Consider your silverware drawer. If you’re anything like me, it’s filled with forks and knives and measuring apparatus from a mix of sets lost to the dishwasher over the years. Functional, sure, but not, as the kids say, aesthetic.
Now consider metal fabricator Erica Moody who, in 2016, took a long look at her silverware drawer and decided to do something about it.
Take the Medallion Spoon, for example. A shiny, patinated copper bowl punctuates a sculptural brass handle and looks, against a charcoal backdrop, like a dazzling planet in the night sky. Or the Brass Serving Fork. With its striking, two-pronged form—made for piercing pickles, olives, and other small bites—it very nearly appears regal. Like all of Erica’s pieces, these were designed and fabricated in her homebased, barn studio in the midcoast, where she employs vintage industrial machines to forge her jewelry-like wares.

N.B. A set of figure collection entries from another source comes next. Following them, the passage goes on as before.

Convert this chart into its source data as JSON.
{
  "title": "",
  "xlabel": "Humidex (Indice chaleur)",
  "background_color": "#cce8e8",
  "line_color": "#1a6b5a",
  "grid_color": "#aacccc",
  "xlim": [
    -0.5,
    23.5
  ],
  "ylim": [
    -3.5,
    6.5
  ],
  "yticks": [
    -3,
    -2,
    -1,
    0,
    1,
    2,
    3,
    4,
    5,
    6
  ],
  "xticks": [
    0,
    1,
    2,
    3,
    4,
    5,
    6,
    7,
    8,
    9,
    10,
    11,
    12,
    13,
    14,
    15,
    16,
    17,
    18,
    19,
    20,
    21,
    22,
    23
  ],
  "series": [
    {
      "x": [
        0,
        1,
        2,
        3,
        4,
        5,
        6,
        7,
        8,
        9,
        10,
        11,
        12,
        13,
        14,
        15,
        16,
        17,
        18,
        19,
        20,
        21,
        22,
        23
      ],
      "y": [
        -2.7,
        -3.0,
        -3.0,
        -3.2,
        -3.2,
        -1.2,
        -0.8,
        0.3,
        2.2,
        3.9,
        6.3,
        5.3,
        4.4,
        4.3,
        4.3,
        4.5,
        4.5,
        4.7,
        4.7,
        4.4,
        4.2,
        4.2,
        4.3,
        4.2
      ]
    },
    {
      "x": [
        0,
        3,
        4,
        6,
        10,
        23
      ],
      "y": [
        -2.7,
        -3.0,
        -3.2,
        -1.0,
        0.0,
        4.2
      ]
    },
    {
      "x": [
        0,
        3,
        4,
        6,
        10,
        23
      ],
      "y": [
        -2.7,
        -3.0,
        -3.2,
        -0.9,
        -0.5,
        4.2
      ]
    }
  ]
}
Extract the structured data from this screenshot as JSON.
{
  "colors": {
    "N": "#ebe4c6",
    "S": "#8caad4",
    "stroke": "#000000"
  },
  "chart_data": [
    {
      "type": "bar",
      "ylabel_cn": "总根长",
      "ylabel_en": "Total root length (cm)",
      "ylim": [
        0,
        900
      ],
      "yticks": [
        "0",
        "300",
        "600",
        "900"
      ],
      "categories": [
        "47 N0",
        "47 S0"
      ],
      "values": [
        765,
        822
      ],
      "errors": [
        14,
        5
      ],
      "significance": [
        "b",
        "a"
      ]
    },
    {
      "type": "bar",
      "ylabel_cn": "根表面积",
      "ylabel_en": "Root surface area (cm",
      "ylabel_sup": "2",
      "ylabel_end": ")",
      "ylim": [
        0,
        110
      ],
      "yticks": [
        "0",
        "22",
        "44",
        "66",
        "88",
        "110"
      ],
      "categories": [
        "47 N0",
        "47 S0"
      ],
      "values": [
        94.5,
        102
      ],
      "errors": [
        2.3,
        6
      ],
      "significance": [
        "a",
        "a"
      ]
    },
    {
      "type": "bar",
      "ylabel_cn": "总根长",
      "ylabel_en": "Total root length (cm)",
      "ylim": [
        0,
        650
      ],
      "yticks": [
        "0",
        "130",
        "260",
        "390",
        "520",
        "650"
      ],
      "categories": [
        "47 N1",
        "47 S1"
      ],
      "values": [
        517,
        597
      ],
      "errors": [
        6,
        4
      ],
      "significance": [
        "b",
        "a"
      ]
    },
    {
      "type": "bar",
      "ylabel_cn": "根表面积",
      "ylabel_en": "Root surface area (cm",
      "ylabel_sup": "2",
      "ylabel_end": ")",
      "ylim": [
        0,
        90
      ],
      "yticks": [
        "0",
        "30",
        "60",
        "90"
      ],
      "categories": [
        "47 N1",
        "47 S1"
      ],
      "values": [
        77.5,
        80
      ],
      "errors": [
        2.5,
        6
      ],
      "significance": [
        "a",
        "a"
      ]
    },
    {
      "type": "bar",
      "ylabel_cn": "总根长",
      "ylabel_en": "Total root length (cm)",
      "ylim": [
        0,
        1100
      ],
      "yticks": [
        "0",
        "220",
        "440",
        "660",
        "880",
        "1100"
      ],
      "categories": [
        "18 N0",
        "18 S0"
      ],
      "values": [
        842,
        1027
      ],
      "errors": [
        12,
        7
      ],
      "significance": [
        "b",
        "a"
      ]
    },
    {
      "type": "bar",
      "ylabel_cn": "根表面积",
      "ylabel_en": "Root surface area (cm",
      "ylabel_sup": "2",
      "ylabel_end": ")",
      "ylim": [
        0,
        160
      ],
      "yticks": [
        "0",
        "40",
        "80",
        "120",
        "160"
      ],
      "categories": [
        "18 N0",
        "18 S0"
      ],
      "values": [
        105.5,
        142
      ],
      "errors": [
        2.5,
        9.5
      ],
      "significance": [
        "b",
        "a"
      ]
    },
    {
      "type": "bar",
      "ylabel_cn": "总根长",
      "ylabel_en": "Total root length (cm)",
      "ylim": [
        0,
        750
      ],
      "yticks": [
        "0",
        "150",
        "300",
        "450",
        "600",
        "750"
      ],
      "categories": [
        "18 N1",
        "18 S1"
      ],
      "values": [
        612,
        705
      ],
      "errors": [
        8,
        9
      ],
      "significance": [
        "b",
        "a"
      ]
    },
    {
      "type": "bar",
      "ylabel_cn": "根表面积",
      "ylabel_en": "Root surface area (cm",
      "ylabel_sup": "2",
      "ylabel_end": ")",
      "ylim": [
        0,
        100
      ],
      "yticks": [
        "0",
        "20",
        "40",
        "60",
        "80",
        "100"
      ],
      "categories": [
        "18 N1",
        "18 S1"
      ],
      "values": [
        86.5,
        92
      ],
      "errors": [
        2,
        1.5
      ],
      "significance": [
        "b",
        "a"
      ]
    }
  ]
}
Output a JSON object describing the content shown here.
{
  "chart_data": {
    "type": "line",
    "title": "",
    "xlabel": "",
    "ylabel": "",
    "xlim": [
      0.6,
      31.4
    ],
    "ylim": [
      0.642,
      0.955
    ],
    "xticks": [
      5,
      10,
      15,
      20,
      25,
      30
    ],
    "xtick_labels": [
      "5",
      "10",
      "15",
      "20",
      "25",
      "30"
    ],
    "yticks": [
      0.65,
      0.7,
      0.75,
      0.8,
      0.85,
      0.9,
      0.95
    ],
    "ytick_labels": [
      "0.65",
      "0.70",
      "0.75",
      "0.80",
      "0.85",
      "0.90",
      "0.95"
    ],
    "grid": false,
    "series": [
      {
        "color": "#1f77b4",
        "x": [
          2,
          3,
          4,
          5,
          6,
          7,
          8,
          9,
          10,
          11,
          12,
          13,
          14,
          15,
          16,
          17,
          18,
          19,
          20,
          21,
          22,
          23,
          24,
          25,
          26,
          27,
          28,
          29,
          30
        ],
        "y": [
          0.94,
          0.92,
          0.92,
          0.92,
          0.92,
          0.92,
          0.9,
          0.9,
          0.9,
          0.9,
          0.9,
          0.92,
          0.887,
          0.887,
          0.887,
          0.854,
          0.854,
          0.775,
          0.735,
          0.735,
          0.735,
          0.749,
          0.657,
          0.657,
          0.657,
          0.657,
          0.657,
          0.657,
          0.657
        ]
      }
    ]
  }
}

Erica wasn’t “green” when she set out to reimagine utensils as things of culinary beauty—quite the opposite. She spent the 22 years prior collaborating with architects and homeowners to create everything from hardware and railings to furniture and sculpture, honing a reputation of excellence in precision engineering and refined craftsmanship along the way.
While her subjects may be smaller these days, her reputation, if anything, has only grown. Through workshops, training programs, and campaigns (like her monthly Giving Back Campaign, which has donated over $22,000 to social justice causes) Erica lives by her mission: Preserving the integrity of craft while fostering a meaningful connection to materials, people, and purpose.